How does the Nervous Tissue cause Action?
So far, we have been talking about nervous tissue, and how it collects information, sends it around the body, processes information, makes decisions based on information, and conveys decisions to muscles for action. In other words, when the action or movement is to be performed, muscle tissue will do the final job. How do animal muscles move? When a nerve impulse reaches the muscle, the muscle fibre must move. How does a muscle cell move? The simplest notion of movement at the cellular level is that muscle cells will move by changing their shape so that they shorten.
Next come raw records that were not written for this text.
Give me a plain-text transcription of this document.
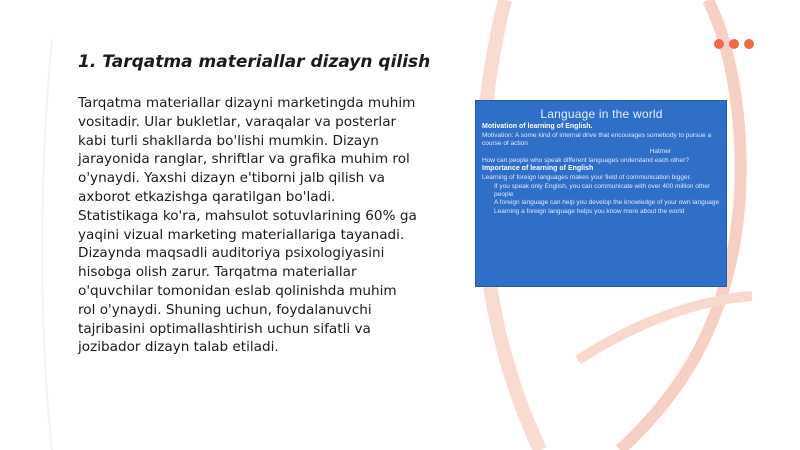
1. Tarqatma materiallar dizayn qilish

Tarqatma materiallar dizayni marketingda muhim vositadir. Ular bukletlar, varaqalar va posterlar kabi turli shakllarda bo'lishi mumkin. Dizayn jarayonida ranglar, shriftlar va grafika muhim rol o'ynaydi. Yaxshi dizayn e'tiborni jalb qilish va axborot etkazishga qaratilgan bo'ladi. Statistikaga ko'ra, mahsulot sotuvlarining 60% ga yaqini vizual marketing materiallariga tayanadi. Dizaynda maqsadli auditoriya psixologiyasini hisobga olish zarur. Tarqatma materiallar o'quvchilar tomonidan eslab qolinishda muhim rol o'ynaydi. Shuning uchun, foydalanuvchi tajribasini optimallashtirish uchun sifatli va jozibador dizayn talab etiladi.

Language in the world
Motivation of learning of English.
Motivation: A some kind of internal drive that encourages somebody to pursue a course of action
Hatmer
How can people who speak different languages understand each other?
Importance of learning of English
Learning of foreign languages makes your field of communication bigger.
If you speak only English, you can communicate with over 400 million other people
A foreign language can help you develop the knowledge of your own language
Learning a foreign language helps you know more about the world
So the next question is, how do muscle cells change their shape? The answer must lie in the chemistry of cellular components. Muscle cells have special proteins that change both their shape and their arrangement in the cell in response to nervous electrical impulses. When this happens, new arrangements of these proteins give the muscle cells a shorter form. Remember when we talked about muscle tissue in Class IX, there were different kinds of muscles, such as voluntary muscles and involuntary muscles. Based on what we have discussed so far, what do you think the differences between these would be?
- What is the difference between a reflex action and walking?
- What happens at the synapse between two neurons?
- Which part of the brain maintains posture and equilibrium of the body?
- How do we detect the smell of an agarbatti (incense stick)?
- What is the role of the brain in reflex action?